Choices: searchFloor and search text filter interaction

Created on 31 Mar 2017  路  7Comments  路  Source: Choices-js/Choices

I've recently started a new project with Choices (latest version), and I'm noticing a strange behaviour in filtering.

With a near-default setup:

image

I'm getting these two sets of behaviour on standard single-choice select boxes:

image

image

I managed to narrow it down to the minimum character - based on the above two outcomes (and the fact that other random strings such as zz don't show any results), it appears to only be searching on the characters above the minimum search length (i.e. + and a)

question

Most helpful comment

@lewishowles Choices uses fuse, a fuzzy-matching string search which allows for typos. By default, the fuzziness is very lenient, which can lead to confusing results. It sounds like what you're looking for is exact string matching.

If you're looking for exact matching from the beginning of the string, instruct fuse to accept only exact matches by giving it a fuzziness threshold of 0:

var choices = new Choices('.form__select', {
    shouldSort : false,
    fuseOptions: {
        threshold: 0
    }
});

If instead you're looking for exact matching but from anywhere in the string, AFAIK fuse doesn't support this directly but you can hack it. Fuse calculates the fuziness of a result as a function of correctness and distance (i.e. offset), so you can tell it to accept a low fuziness threshold and give it a high distance parameter, which causes distance to be weighted very lightly:

var choices = new Choices('.form__select', {
    shouldSort : false,
    fuseOptions: {
        threshold: 0.1,
        distance: 1000
    }
});

Note that if your fields are very long, you may have to tweak the above parameters somewhat.

All 7 comments

Hi @lewishowles,

Could you send me the HTML for '.form__select' as well as your Choices config please?

Thanks

Hi Josh,

The above is the only config, so:

var choices = new Choices('.form__select', {
    shouldSort : false
});

The select field in question is:

<select id="ddlBedrooms" class="form__select" name="ddlBedrooms">
    <option value="0">Any Beds</option>
    <option value="1">1+ Bedroom</option>
    <option value="2">2+ Bedrooms</option>
    <option value="3">3+ Bedrooms</option>
    <option value="4">4+ Bedrooms</option>
    <option value="5">5+ Bedrooms</option>
</select>

By default Choices will filter on both the value and the label of each choice with a default search floor of 1. This means your choices will only filter after a user has inputted a second character (but will search using the entire value).

As your labels already include the value, I would set your config to this:

var choices = new Choices('.form__select', {
  shouldSort: false,
  sortFields: ['label']
});

I've realised that sortFields is a confusing name!

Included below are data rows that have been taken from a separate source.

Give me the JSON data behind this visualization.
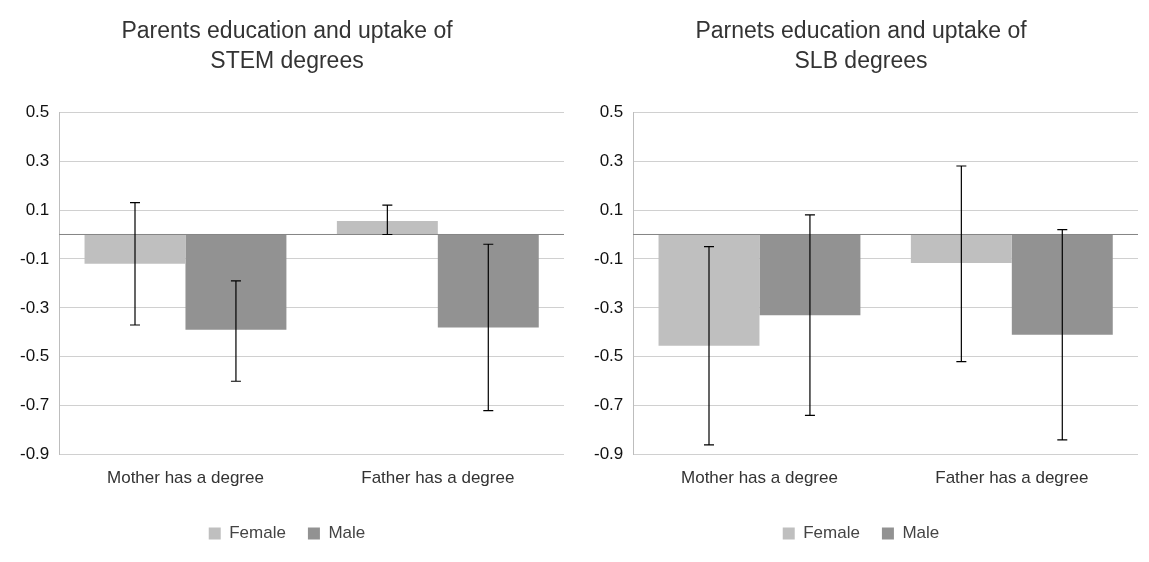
{
  "chart_data": [
    {
      "type": "bar",
      "title": "Parents education and uptake of STEM degrees",
      "categories": [
        "Mother has a degree",
        "Father has a degree"
      ],
      "series": [
        {
          "name": "Female",
          "color": "#bfbfbf",
          "values": [
            -0.12,
            0.055
          ],
          "errors": [
            [
              -0.37,
              0.13
            ],
            [
              0.0,
              0.12
            ]
          ]
        },
        {
          "name": "Male",
          "color": "#929292",
          "values": [
            -0.39,
            -0.38
          ],
          "errors": [
            [
              -0.6,
              -0.19
            ],
            [
              -0.72,
              -0.04
            ]
          ]
        }
      ],
      "ylim": [
        -0.9,
        0.5
      ],
      "yticks": [
        -0.9,
        -0.7,
        -0.5,
        -0.3,
        -0.1,
        0.1,
        0.3,
        0.5
      ],
      "grid": "y",
      "legend": "bottom"
    },
    {
      "type": "bar",
      "title": "Parnets education and uptake of SLB degrees",
      "categories": [
        "Mother has a degree",
        "Father has a degree"
      ],
      "series": [
        {
          "name": "Female",
          "color": "#bfbfbf",
          "values": [
            -0.455,
            -0.117
          ],
          "errors": [
            [
              -0.86,
              -0.05
            ],
            [
              -0.52,
              0.28
            ]
          ]
        },
        {
          "name": "Male",
          "color": "#929292",
          "values": [
            -0.33,
            -0.41
          ],
          "errors": [
            [
              -0.74,
              0.08
            ],
            [
              -0.84,
              0.02
            ]
          ]
        }
      ],
      "ylim": [
        -0.9,
        0.5
      ],
      "yticks": [
        -0.9,
        -0.7,
        -0.5,
        -0.3,
        -0.1,
        0.1,
        0.3,
        0.5
      ],
      "grid": "y",
      "legend": "bottom"
    }
  ]
}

It should be searchFields - I'll update this soon.

Let me know if this solves your problem, thanks.

I don't think that's quite the issue - it's matching all fields whose label contains a + when I type 5+ or any single character followed by a +.

e.g.

  • 1+
  • 2+
  • Q+
  • %+
  • 拢+

All match five of the six possible options, when only the first two should match anything at all, and those two should only match one value - not five.

Fiddle at https://jsfiddle.net/lewishowles/tfbryzgx/ using the default JS, default CSS and the config and select above.

Note that you can type any single character followed by a plus and get five results. You can even type 5+, 55+, 555+ and 5555+ and they will all match 5+ Bedrooms (though 55555+ won't)

@lewishowles Choices uses fuse, a fuzzy-matching string search which allows for typos. By default, the fuzziness is very lenient, which can lead to confusing results. It sounds like what you're looking for is exact string matching.

If you're looking for exact matching from the beginning of the string, instruct fuse to accept only exact matches by giving it a fuzziness threshold of 0:

var choices = new Choices('.form__select', {
    shouldSort : false,
    fuseOptions: {
        threshold: 0
    }
});

If instead you're looking for exact matching but from anywhere in the string, AFAIK fuse doesn't support this directly but you can hack it. Fuse calculates the fuziness of a result as a function of correctness and distance (i.e. offset), so you can tell it to accept a low fuziness threshold and give it a high distance parameter, which causes distance to be weighted very lightly:

var choices = new Choices('.form__select', {
    shouldSort : false,
    fuseOptions: {
        threshold: 0.1,
        distance: 1000
    }
});

Note that if your fields are very long, you may have to tweak the above parameters somewhat.

Hmm, saying 5555+ == 5+ is confusing is probably very lenient.

Thanks for the explanation, but I ended up ditching Choices so can't test.